Un candidat écolo à la présidentielle 2017, Yannick Jadot

8 novembre 2016,

yannickjadot

par Michel Sourrouille

La primaire organisée par EELV a débouché le 7 novembre sur la désignation de Yannick Jadot pour la présidentielle 2017 avec 54,25 % des voix contre Michèle Rivasi. La participation à ce deuxième tour (82% des 17 146 inscrits) est bien plus ample que pour le premier (72%). Un véritable écart s’est finalement creusé entre les deux candidats, tous deux issu de la mouvance associative. Yannick Jadot est né en 1967. Il a commencé à militer très tôt. En 1986, alors en licence d’économie, il s’insurge contre le projet de loi Devaquet et crée une nouvelle organisation étudiante pour éviter les positionnements partisans simplistes et le fonctionnement hiérarchique. C’est lui qui organisera la manif après la mort de Malik Oussekine. Encarté chez les Verts depuis les Européennes de 1999, il rejoint Greenpeace en 2002 pour en piloter les campagnes. Il se retrouvera (entre autres) accroché à l’ancre d’un navire que vient d’aborder l’équipage du Rainbow Warrior II. En 2008 il quitte Greenpeace pour tenter l’aventure d’Europe Ecologie avec Dany Cohn-Bendit. Il devient député européen.

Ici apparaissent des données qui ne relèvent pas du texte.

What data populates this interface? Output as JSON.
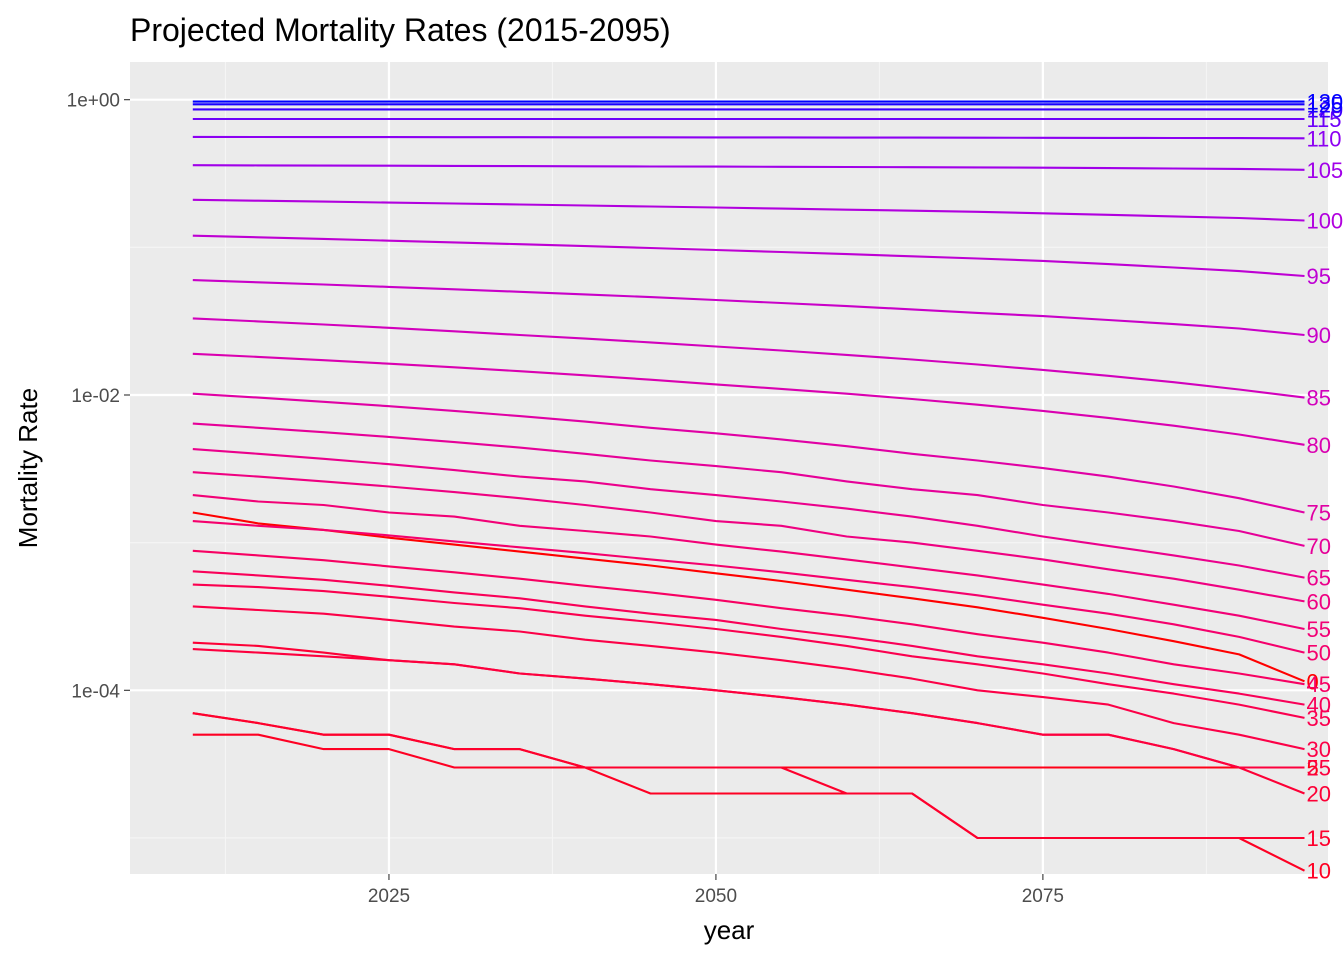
{
  "chart_data": {
    "type": "line",
    "title": "Projected Mortality Rates (2015-2095)",
    "xlabel": "year",
    "ylabel": "Mortality Rate",
    "x_scale": "linear",
    "y_scale": "log10",
    "xlim": [
      2005.2,
      2096.8
    ],
    "ylim": [
      5.7e-06,
      1.8
    ],
    "x_ticks": [
      2025,
      2050,
      2075
    ],
    "x_tick_labels": [
      "2025",
      "2050",
      "2075"
    ],
    "y_ticks": [
      1,
      0.01,
      0.0001
    ],
    "y_tick_labels": [
      "1e+00",
      "1e-02",
      "1e-04"
    ],
    "grid": true,
    "legend": "none (series labelled at line ends)",
    "x": [
      2010,
      2015,
      2020,
      2025,
      2030,
      2035,
      2040,
      2045,
      2050,
      2055,
      2060,
      2065,
      2070,
      2075,
      2080,
      2085,
      2090,
      2095
    ],
    "series": [
      {
        "name": "0",
        "color": "#FF0000",
        "values": [
          0.0016,
          0.00135,
          0.00122,
          0.00108,
          0.00097,
          0.00087,
          0.00078,
          0.0007,
          0.00062,
          0.00055,
          0.00048,
          0.00042,
          0.000365,
          0.00031,
          0.00026,
          0.000215,
          0.000175,
          0.000115
        ]
      },
      {
        "name": "5",
        "color": "#FF0017",
        "values": [
          7e-05,
          6e-05,
          5e-05,
          5e-05,
          4e-05,
          4e-05,
          3e-05,
          3e-05,
          3e-05,
          3e-05,
          3e-05,
          3e-05,
          3e-05,
          3e-05,
          3e-05,
          3e-05,
          3e-05,
          3e-05
        ]
      },
      {
        "name": "10",
        "color": "#FE0023",
        "values": [
          5e-05,
          5e-05,
          4e-05,
          4e-05,
          3e-05,
          3e-05,
          3e-05,
          2e-05,
          2e-05,
          2e-05,
          2e-05,
          2e-05,
          1e-05,
          1e-05,
          1e-05,
          1e-05,
          1e-05,
          6e-06
        ]
      },
      {
        "name": "15",
        "color": "#FE002D",
        "values": [
          7e-05,
          6e-05,
          5e-05,
          5e-05,
          4e-05,
          4e-05,
          3e-05,
          3e-05,
          3e-05,
          3e-05,
          2e-05,
          2e-05,
          1e-05,
          1e-05,
          1e-05,
          1e-05,
          1e-05,
          1e-05
        ]
      },
      {
        "name": "20",
        "color": "#FD0036",
        "values": [
          0.00021,
          0.0002,
          0.00018,
          0.00016,
          0.00015,
          0.00013,
          0.00012,
          0.00011,
          0.0001,
          9e-05,
          8e-05,
          7e-05,
          6e-05,
          5e-05,
          5e-05,
          4e-05,
          3e-05,
          2e-05
        ]
      },
      {
        "name": "25",
        "color": "#FD003E",
        "values": [
          0.00019,
          0.00018,
          0.00017,
          0.00016,
          0.00015,
          0.00013,
          0.00012,
          0.00011,
          0.0001,
          9e-05,
          8e-05,
          7e-05,
          6e-05,
          5e-05,
          5e-05,
          4e-05,
          3e-05,
          3e-05
        ]
      },
      {
        "name": "30",
        "color": "#FC0047",
        "values": [
          0.00037,
          0.00035,
          0.00033,
          0.0003,
          0.00027,
          0.00025,
          0.00022,
          0.0002,
          0.00018,
          0.00016,
          0.00014,
          0.00012,
          0.0001,
          9e-05,
          8e-05,
          6e-05,
          5e-05,
          4e-05
        ]
      },
      {
        "name": "35",
        "color": "#FB004F",
        "values": [
          0.00052,
          0.0005,
          0.00047,
          0.00043,
          0.00039,
          0.00036,
          0.00032,
          0.00029,
          0.00026,
          0.00023,
          0.0002,
          0.00017,
          0.00015,
          0.00013,
          0.00011,
          9.5e-05,
          8e-05,
          6.5e-05
        ]
      },
      {
        "name": "40",
        "color": "#F90058",
        "values": [
          0.00064,
          0.0006,
          0.00056,
          0.00051,
          0.00046,
          0.00042,
          0.00037,
          0.00033,
          0.0003,
          0.00026,
          0.00023,
          0.0002,
          0.00017,
          0.00015,
          0.00013,
          0.00011,
          9.5e-05,
          8e-05
        ]
      },
      {
        "name": "45",
        "color": "#F70062",
        "values": [
          0.00088,
          0.00082,
          0.00076,
          0.00069,
          0.00063,
          0.00057,
          0.00051,
          0.00046,
          0.00041,
          0.00036,
          0.00032,
          0.00028,
          0.00024,
          0.00021,
          0.00018,
          0.00015,
          0.00013,
          0.00011
        ]
      },
      {
        "name": "50",
        "color": "#F5006C",
        "values": [
          0.0014,
          0.0013,
          0.00122,
          0.00112,
          0.00102,
          0.00093,
          0.00085,
          0.00077,
          0.0007,
          0.00063,
          0.00056,
          0.0005,
          0.00044,
          0.00038,
          0.00033,
          0.00028,
          0.00023,
          0.00018
        ]
      },
      {
        "name": "55",
        "color": "#F20076",
        "values": [
          0.0021,
          0.0019,
          0.0018,
          0.0016,
          0.0015,
          0.0013,
          0.0012,
          0.0011,
          0.00097,
          0.00087,
          0.00077,
          0.00068,
          0.0006,
          0.00052,
          0.00045,
          0.00038,
          0.00032,
          0.00026
        ]
      },
      {
        "name": "60",
        "color": "#EF0081",
        "values": [
          0.003,
          0.0028,
          0.0026,
          0.0024,
          0.0022,
          0.002,
          0.0018,
          0.0016,
          0.0014,
          0.0013,
          0.0011,
          0.001,
          0.00088,
          0.00077,
          0.00066,
          0.00057,
          0.00048,
          0.0004
        ]
      },
      {
        "name": "65",
        "color": "#EB008C",
        "values": [
          0.0043,
          0.004,
          0.0037,
          0.0034,
          0.0031,
          0.0028,
          0.0026,
          0.0023,
          0.0021,
          0.0019,
          0.0017,
          0.0015,
          0.0013,
          0.0011,
          0.00095,
          0.00082,
          0.0007,
          0.00058
        ]
      },
      {
        "name": "70",
        "color": "#E60098",
        "values": [
          0.0064,
          0.006,
          0.0056,
          0.0052,
          0.0048,
          0.0044,
          0.004,
          0.0036,
          0.0033,
          0.003,
          0.0026,
          0.0023,
          0.0021,
          0.0018,
          0.0016,
          0.0014,
          0.0012,
          0.00095
        ]
      },
      {
        "name": "75",
        "color": "#E000A4",
        "values": [
          0.0102,
          0.0096,
          0.009,
          0.0084,
          0.0078,
          0.0072,
          0.0066,
          0.006,
          0.0055,
          0.005,
          0.0045,
          0.004,
          0.0036,
          0.0032,
          0.0028,
          0.0024,
          0.002,
          0.0016
        ]
      },
      {
        "name": "80",
        "color": "#DA00B0",
        "values": [
          0.019,
          0.0181,
          0.0172,
          0.0163,
          0.0154,
          0.0145,
          0.0136,
          0.0127,
          0.0118,
          0.011,
          0.0102,
          0.0094,
          0.0086,
          0.0078,
          0.007,
          0.0062,
          0.0054,
          0.0046
        ]
      },
      {
        "name": "85",
        "color": "#D200BC",
        "values": [
          0.033,
          0.0315,
          0.03,
          0.0285,
          0.027,
          0.0255,
          0.0241,
          0.0227,
          0.0213,
          0.02,
          0.0187,
          0.0174,
          0.0161,
          0.0148,
          0.0135,
          0.0122,
          0.0109,
          0.0096
        ]
      },
      {
        "name": "90",
        "color": "#C900C8",
        "values": [
          0.06,
          0.058,
          0.056,
          0.054,
          0.052,
          0.05,
          0.048,
          0.046,
          0.044,
          0.042,
          0.04,
          0.038,
          0.036,
          0.0342,
          0.0322,
          0.0302,
          0.0282,
          0.0255
        ]
      },
      {
        "name": "95",
        "color": "#BE00D3",
        "values": [
          0.12,
          0.117,
          0.114,
          0.111,
          0.108,
          0.105,
          0.102,
          0.099,
          0.096,
          0.093,
          0.09,
          0.087,
          0.084,
          0.081,
          0.077,
          0.073,
          0.069,
          0.064
        ]
      },
      {
        "name": "100",
        "color": "#B100DE",
        "values": [
          0.21,
          0.207,
          0.204,
          0.201,
          0.198,
          0.195,
          0.192,
          0.189,
          0.186,
          0.183,
          0.18,
          0.177,
          0.174,
          0.17,
          0.166,
          0.162,
          0.158,
          0.152
        ]
      },
      {
        "name": "105",
        "color": "#A100E9",
        "values": [
          0.36,
          0.359,
          0.358,
          0.357,
          0.356,
          0.355,
          0.354,
          0.353,
          0.352,
          0.351,
          0.35,
          0.349,
          0.348,
          0.346,
          0.344,
          0.342,
          0.34,
          0.335
        ]
      },
      {
        "name": "110",
        "color": "#8C00F2",
        "values": [
          0.56,
          0.559,
          0.558,
          0.558,
          0.557,
          0.557,
          0.556,
          0.556,
          0.555,
          0.555,
          0.554,
          0.554,
          0.553,
          0.552,
          0.551,
          0.55,
          0.549,
          0.548
        ]
      },
      {
        "name": "115",
        "color": "#6E00F9",
        "values": [
          0.74,
          0.74,
          0.74,
          0.74,
          0.74,
          0.74,
          0.74,
          0.74,
          0.74,
          0.74,
          0.74,
          0.74,
          0.74,
          0.74,
          0.74,
          0.74,
          0.74,
          0.74
        ]
      },
      {
        "name": "120",
        "color": "#3E00FD",
        "values": [
          0.86,
          0.86,
          0.86,
          0.86,
          0.86,
          0.86,
          0.86,
          0.86,
          0.86,
          0.86,
          0.86,
          0.86,
          0.86,
          0.86,
          0.86,
          0.86,
          0.86,
          0.86
        ]
      },
      {
        "name": "125",
        "color": "#1800FF",
        "values": [
          0.93,
          0.93,
          0.93,
          0.93,
          0.93,
          0.93,
          0.93,
          0.93,
          0.93,
          0.93,
          0.93,
          0.93,
          0.93,
          0.93,
          0.93,
          0.93,
          0.93,
          0.93
        ]
      },
      {
        "name": "130",
        "color": "#0000FF",
        "values": [
          0.97,
          0.97,
          0.97,
          0.97,
          0.97,
          0.97,
          0.97,
          0.97,
          0.97,
          0.97,
          0.97,
          0.97,
          0.97,
          0.97,
          0.97,
          0.97,
          0.97,
          0.97
        ]
      }
    ],
    "colors": {
      "panel_background": "#EBEBEB",
      "grid_major": "#FFFFFF",
      "grid_minor": "#F5F5F5",
      "tick": "#333333",
      "tick_text": "#4D4D4D"
    }
  }
}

Dans sa profession de foi, il se positionne pour une société vraiment écologiste : « Nous devons remettre l’écologie au cœur de notre discours et en faire l’axe de la recomposition politique qui s’amorce. Nous, écologistes, avons la responsabilité de montrer qu’il n’y a pas de fatalité. Les alternatives existent et les solutions sont déjà à l’œuvre. Elles s’articulent au niveau local et à l’échelle internationale, à l’instar de ces circuits de proximité dans l’agriculture et l’alimentation, formidables pieds de nez aux groupes agro-alimentaires et de la grande distribution. Le récit de l’écologie que je vous propose de porter pour l’élection présidentielle est profondément subversif et formidablement exaltant : mobiliser les énergies vitales de la société pour nous réconcilier avec la nature et avec l’avenir, pour nous réconcilier avec nous-mêmes. Mon parcours est celui de l’écologie concrète qui agit, qui construit, quitte à être espionné par EDF ou attaqué par Ali Bongo. Mon programme sera celui co-produit avec le mouvement écologiste. L’exigence de partage est un pilier du projet écologiste car nous n’avons qu’une seule planète et qu’une seule humanité où vivre. Remplacer la course effrénée à la mondialisation marchande par un souverainisme européen de responsabilité et de prospérité partagée : voilà un beau projet pour la France en 2017. Nous avons le devoir de réussir. Pour les générations actuelles, pour les générations futures et pour toutes les espèces menacées.»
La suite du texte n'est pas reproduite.